Die Transformation von Aufklärung in Antiaufklärung

Veröffentlicht: März 10, 2016 von asambleasueberall in Ideologiekritik, Islamistischer Terror, Uncategorized

Kritik an dem Vortrag von Elias Davidson:

Mythos „Islamistischer Terrorismus“: Produktion, Vermarktung und Verwendung    ( hier als Video)

Der Titel  legt nahe, daß es den “islamistische terrorismus” in Wirklichkeit gar nicht gibt. Ein Mythos ist eine Erklärung , die nicht mit der Realität übereinstimmen muß.

Ein Mythos (maskulin, von altgriechisch μῦθος, „Laut, Wort, Rede, Erzählung, sagenhafte Geschichte, Mär“, lateinisch mythus; Plural: Mythen) ist in seiner ursprünglichen Bedeutung eine Erzählung, mit der Menschen und Kulturen ihr Welt- und Selbstverständnis zum Ausdruck bringen. ….Mythen erheben einen Anspruch auf Geltung für die von ihnen behauptete Wahrheit. Kritik an diesem Wahrheitsanspruch gibt es seit der griechischen Aufklärung ….. Für die Sophisten steht Mythos im Gegensatz zum Logos, der durch verstandesgemäße Beweise versucht, die Wahrheit seiner Behauptungen zu begründen.[2]
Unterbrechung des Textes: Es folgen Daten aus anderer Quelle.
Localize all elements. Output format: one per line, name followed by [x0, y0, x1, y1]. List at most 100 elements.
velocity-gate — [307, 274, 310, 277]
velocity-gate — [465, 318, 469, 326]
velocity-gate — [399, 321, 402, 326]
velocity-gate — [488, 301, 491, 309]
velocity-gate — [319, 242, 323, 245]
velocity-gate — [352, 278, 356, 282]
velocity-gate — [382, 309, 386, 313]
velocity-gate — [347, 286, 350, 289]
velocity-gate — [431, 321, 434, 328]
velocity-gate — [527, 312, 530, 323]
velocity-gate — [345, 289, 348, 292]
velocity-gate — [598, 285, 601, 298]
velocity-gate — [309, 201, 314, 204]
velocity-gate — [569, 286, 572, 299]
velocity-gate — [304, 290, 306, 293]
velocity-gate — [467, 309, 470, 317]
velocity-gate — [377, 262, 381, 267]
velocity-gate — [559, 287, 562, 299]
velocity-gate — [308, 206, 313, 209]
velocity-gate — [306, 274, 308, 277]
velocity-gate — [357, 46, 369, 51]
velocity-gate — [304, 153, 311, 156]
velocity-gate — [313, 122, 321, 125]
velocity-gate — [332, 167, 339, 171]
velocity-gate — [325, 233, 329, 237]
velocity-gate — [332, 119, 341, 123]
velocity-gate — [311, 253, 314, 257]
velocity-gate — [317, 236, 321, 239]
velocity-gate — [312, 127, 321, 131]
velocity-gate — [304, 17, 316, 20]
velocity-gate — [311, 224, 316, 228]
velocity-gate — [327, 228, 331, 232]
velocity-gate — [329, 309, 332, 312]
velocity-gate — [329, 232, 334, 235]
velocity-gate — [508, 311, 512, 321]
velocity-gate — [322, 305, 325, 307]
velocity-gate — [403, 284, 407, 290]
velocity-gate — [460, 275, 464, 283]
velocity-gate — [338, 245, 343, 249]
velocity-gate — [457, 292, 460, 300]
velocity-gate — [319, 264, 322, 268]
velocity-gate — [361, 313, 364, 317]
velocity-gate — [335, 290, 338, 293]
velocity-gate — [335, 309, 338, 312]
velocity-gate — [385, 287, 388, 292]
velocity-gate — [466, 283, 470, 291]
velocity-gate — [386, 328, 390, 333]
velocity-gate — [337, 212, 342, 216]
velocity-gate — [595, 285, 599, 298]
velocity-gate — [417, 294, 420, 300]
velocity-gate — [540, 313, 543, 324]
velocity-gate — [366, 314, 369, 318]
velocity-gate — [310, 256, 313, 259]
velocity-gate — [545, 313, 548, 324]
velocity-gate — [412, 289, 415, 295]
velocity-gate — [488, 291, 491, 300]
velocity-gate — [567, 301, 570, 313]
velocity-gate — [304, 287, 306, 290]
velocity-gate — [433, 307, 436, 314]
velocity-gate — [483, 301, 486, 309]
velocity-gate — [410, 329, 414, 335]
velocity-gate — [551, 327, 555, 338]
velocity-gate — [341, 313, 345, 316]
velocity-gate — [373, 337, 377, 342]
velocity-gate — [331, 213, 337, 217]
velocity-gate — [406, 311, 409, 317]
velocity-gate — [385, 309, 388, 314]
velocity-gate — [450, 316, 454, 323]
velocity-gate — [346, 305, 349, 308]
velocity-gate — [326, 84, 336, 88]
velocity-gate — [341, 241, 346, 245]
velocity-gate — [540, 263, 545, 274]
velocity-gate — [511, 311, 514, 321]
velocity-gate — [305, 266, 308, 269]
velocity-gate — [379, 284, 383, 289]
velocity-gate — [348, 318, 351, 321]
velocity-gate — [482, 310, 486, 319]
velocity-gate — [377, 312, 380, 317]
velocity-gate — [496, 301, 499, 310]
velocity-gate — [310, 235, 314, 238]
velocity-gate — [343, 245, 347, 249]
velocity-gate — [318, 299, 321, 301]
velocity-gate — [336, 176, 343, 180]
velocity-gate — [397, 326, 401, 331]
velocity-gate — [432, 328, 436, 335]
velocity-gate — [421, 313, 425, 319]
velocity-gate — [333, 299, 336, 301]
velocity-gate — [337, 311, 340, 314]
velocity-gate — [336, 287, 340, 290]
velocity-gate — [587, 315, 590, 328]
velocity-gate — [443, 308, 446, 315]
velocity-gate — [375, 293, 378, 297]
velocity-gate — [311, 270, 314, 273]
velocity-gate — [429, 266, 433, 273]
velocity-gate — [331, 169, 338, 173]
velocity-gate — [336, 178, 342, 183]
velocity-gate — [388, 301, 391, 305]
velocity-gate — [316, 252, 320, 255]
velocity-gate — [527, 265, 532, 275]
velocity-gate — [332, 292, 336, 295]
In einem weiteren Sinn bezeichnet Mythos auch …… einfach nur eine falsche Vorstellung oder Lüge.[4] So wird etwa das Adjektiv „mythisch“ in der Umgangssprache häufig als Synonymbegriff für „märchenhaft-vage, fabulös oder legendär“ verwendet.[5] https://de.wikipedia.org/wiki/Mythos

Die Beschuldigung von Islamistischen Terroristen als Verursacher von 9/11 ist nie bewiesen worden und diente als Begründung für den Afghanistankrieg sowie für die Serie der  Angriffskriege der Nato gegen die „Achse des Bösen“, die bis heute andauern. Dies war in der Tat ein Mythos . E.D. nimmt diesen Mythos und leugnet damit die Existenz heutiger islamistischer Terroristen nach dem Motto einmal Mythos – immer Mythos. E.D. überträgt die Unbewiesenheit der Schuld von Osama Bin Laden als Verursacher der Anschläge auf das World Trade Center auf den gesamten islamistischen Terror und erklärt damit dessen brutales Treiben im Nahen und Mittleren Osten für nicht existent. Die Gräueltaten des IS In Syrien, Irak usw sind Realität, ganz im Unterschied zu der fiktiven Beschuldigung von Osama Bin Laden.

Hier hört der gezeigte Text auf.